According to a new report from Jupiter
Communications, less than 10 percent of online e-tail
dollars in 2002 will be incremental. That means e-tailers will be stealing business from traditional channels like brick and mortar stores.
Jupiter is warning Web-shy retailers that they had better get online to
leverage offline
assets, such as existing customer bases, trusted brand names, customer
data, and sales and distribution infrastructures, or face the peril of
losing sales to Internet-only merchants.
“With few notable exceptions, traditional merchants’ Internet strategies
have been paralyzed by indecision and the merchants continue to watch Web
upstarts seize the early momentum,” said Ken Cassar, a Jupiter Digital
Commerce analyst.
“Business leaders have rationalized that sales generated through their Web site will cannibalize sales that they otherwise would have captured in their traditional channel, negating the value of their Internet investment.
“Since Internet sales largely represent sales shifted from traditional
channels, the Internet is a threat to existing businesses and must be
evaluated accordingly,” Cassar said.
Jupiter’s latest research indicates that only 6 percent — or $720 million of
the expected $11.9 billion — of 1999 e-commerce will represent incremental
sales or those that would not have occurred otherwise.
The company predicts the percentage of incremental sales will show
only a small gain, to 6.5 percent — or $3 billion of the expected $41.01
billion — by 2002. The slight surge will be predicated on merchants’ ability to target offers and promotions.
Cassar warns traditional retailers who also have a Web identity should
be concerned that Internet sales will not be incremental. Merchants’
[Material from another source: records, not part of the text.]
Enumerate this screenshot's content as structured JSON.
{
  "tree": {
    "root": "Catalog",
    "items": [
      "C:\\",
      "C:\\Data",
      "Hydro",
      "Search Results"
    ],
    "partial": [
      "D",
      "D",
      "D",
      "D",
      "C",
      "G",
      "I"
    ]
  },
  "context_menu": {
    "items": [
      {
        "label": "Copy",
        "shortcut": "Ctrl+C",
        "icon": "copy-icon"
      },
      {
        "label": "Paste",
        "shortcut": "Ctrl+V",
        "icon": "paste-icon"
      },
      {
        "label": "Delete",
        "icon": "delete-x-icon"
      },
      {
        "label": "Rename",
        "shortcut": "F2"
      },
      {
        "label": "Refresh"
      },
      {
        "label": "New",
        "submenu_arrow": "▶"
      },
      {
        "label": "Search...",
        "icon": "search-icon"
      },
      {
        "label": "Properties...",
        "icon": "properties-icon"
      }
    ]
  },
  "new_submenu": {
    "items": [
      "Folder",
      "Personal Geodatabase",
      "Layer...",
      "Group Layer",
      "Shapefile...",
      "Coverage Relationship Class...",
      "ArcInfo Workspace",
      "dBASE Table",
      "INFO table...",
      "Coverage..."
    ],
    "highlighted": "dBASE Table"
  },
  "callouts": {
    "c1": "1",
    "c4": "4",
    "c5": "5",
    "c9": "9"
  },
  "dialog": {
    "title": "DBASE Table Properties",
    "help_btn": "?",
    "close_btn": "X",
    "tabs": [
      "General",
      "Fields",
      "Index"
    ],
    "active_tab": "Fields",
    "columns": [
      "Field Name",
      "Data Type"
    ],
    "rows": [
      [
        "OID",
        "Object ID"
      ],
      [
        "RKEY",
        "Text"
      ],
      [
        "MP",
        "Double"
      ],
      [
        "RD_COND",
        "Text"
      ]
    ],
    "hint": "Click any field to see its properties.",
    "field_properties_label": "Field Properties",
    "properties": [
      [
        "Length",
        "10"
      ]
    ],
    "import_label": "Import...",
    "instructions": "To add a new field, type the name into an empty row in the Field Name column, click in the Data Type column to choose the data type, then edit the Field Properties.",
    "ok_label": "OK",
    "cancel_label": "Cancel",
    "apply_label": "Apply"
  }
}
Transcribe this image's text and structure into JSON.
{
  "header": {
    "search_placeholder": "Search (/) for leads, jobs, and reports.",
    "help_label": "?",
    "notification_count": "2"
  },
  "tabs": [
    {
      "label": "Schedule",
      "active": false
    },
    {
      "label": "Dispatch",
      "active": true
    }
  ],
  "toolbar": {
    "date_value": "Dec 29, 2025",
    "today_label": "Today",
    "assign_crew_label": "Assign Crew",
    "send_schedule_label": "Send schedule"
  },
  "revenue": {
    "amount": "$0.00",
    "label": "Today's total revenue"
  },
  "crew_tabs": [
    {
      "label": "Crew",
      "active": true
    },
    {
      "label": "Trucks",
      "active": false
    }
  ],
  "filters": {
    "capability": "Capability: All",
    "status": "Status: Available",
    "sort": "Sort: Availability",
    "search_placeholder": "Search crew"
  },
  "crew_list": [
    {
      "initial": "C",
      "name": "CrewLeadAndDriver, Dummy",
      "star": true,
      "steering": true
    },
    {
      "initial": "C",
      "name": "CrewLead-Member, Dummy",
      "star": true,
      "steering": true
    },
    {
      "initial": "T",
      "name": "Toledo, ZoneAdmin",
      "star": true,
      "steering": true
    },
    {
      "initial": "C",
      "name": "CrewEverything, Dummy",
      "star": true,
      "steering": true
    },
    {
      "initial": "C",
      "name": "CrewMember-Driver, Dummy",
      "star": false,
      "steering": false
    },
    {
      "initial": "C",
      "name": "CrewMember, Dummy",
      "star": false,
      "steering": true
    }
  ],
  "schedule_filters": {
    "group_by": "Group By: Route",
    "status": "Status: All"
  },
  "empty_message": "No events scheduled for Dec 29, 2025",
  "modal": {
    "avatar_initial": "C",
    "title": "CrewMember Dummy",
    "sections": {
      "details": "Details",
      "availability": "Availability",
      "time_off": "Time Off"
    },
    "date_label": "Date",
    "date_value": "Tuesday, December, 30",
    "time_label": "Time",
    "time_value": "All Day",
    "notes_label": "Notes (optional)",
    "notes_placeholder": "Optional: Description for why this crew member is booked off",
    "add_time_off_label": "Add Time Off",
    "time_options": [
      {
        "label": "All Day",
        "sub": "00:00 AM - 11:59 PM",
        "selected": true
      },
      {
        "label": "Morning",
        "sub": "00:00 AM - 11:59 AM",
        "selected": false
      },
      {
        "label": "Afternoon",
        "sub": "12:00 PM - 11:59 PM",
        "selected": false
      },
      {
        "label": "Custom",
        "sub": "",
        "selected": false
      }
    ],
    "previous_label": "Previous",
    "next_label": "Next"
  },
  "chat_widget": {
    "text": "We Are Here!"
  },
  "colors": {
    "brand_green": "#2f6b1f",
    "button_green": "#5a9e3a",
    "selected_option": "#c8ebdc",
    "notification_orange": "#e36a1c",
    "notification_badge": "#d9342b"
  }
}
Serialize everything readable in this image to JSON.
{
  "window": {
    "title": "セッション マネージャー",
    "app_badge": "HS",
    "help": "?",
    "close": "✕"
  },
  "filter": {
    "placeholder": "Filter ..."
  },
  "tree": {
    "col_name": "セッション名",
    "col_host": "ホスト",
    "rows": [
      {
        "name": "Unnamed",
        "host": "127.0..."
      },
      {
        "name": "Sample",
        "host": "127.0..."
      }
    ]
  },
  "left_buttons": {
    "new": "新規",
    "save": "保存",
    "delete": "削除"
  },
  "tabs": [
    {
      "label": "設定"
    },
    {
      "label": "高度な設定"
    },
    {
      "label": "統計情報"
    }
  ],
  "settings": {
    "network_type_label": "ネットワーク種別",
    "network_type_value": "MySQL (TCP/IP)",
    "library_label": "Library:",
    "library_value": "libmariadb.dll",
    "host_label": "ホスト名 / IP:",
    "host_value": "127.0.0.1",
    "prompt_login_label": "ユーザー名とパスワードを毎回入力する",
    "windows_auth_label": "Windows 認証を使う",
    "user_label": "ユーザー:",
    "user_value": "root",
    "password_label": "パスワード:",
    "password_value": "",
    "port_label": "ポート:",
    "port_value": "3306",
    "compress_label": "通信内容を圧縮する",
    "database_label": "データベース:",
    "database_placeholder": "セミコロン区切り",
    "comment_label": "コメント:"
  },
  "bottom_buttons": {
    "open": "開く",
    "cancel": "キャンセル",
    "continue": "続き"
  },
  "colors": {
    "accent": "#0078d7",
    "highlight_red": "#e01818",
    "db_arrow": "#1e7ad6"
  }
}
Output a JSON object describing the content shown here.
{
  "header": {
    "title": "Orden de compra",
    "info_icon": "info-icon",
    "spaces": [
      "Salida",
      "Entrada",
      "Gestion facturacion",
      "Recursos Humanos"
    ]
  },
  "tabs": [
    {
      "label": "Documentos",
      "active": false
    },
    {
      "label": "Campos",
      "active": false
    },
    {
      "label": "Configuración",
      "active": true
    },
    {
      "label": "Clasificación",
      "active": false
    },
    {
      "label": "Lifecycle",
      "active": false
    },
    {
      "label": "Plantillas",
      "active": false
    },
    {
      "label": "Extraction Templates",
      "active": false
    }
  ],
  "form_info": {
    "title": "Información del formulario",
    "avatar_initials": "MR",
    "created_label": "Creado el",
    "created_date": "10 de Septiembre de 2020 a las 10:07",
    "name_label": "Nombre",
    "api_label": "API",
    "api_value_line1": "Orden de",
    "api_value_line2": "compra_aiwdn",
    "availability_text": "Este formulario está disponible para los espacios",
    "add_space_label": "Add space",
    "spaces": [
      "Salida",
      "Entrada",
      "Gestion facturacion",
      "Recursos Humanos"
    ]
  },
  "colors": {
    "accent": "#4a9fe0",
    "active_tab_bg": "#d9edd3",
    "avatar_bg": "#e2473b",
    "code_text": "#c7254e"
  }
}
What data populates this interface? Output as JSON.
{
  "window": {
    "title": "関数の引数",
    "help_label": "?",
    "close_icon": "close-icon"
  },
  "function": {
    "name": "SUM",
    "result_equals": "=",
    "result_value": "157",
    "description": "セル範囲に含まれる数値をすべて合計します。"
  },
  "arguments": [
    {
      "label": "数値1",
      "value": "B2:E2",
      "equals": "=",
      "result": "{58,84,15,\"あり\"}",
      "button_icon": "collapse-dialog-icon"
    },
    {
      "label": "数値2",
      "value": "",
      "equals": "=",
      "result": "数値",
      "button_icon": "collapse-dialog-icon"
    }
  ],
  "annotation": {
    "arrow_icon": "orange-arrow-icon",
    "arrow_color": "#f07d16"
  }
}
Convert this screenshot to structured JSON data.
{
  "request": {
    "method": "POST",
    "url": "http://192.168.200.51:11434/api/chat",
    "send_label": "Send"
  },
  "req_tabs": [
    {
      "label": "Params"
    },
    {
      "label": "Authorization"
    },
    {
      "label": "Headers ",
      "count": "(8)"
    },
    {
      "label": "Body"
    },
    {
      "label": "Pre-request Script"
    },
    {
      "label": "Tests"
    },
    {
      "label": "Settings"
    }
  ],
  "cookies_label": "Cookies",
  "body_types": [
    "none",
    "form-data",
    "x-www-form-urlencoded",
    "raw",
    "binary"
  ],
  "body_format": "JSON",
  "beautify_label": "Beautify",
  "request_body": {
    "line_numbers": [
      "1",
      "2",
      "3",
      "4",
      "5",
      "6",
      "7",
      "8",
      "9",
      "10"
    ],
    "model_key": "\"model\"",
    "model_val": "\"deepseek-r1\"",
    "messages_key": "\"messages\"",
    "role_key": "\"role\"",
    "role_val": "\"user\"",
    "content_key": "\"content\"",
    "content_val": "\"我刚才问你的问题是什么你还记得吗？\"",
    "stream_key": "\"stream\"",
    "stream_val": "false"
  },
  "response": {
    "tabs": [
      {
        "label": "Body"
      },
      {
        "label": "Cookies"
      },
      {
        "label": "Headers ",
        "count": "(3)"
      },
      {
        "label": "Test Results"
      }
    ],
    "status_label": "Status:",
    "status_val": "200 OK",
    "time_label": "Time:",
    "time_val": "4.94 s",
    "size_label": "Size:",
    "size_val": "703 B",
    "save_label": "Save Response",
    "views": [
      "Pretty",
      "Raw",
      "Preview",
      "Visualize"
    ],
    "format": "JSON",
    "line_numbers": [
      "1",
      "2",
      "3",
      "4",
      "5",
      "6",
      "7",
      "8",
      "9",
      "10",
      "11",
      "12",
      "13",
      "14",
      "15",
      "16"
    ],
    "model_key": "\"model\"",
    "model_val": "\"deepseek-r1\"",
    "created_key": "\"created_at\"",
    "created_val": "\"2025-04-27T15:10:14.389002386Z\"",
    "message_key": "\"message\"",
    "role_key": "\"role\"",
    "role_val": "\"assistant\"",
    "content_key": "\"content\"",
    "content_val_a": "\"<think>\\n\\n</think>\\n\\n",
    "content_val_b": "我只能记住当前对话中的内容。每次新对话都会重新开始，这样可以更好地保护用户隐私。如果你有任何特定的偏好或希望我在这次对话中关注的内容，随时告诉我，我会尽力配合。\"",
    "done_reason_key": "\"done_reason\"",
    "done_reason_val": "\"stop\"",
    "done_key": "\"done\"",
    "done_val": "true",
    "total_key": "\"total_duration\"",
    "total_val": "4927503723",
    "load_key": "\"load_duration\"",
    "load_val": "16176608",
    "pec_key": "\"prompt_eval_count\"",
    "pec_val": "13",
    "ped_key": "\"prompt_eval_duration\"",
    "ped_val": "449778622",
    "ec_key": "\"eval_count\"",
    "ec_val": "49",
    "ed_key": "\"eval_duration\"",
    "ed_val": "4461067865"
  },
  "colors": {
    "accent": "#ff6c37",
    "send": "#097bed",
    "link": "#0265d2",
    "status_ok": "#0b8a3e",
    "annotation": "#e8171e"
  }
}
efforts to use the Internet to gain new customers or
increase spending from existing customers are slight compared to the
risk that existing customers might move to online competitors.
“Merchants must accept that cannibalized sales are better than lost sales,”
Cassar said.
However, Web pure-plays, e-tailers such as Amazon.com, don’t need to be
too concerned about incremental sales, Cassar said.
“Internet-only merchants are pretty agnostic as far as where there sales
comes from,” said Cassar. “It doesn’t matter whether it’s from incremental
sales, shifting sales, or Soupy Sales.”
Jupiter also forecasts that product sectors which will spur incremental
sales will contain maturity, a low price point, high discretionary basis,
high likelihood of impulse purchase and high product counts.
Cassar also advises traditional merchants to blend rather than separate
their offline sales efforts with Internet channels, even though the
e-tailers may fear issues such as sales tax problems, considerations and a
lack of experience in fulfillment and customer service. issues.
Cassar believes that now more than ever e-tailers should marry traditional with
Internet resources in order to provide a buying experience that boosts the
specialties of each channel. The channels, Cassar said, should enjoy a
symbiotic relationship in which one benefits the other, and the combination can create an entity that is far more valuable than the sum of its parts.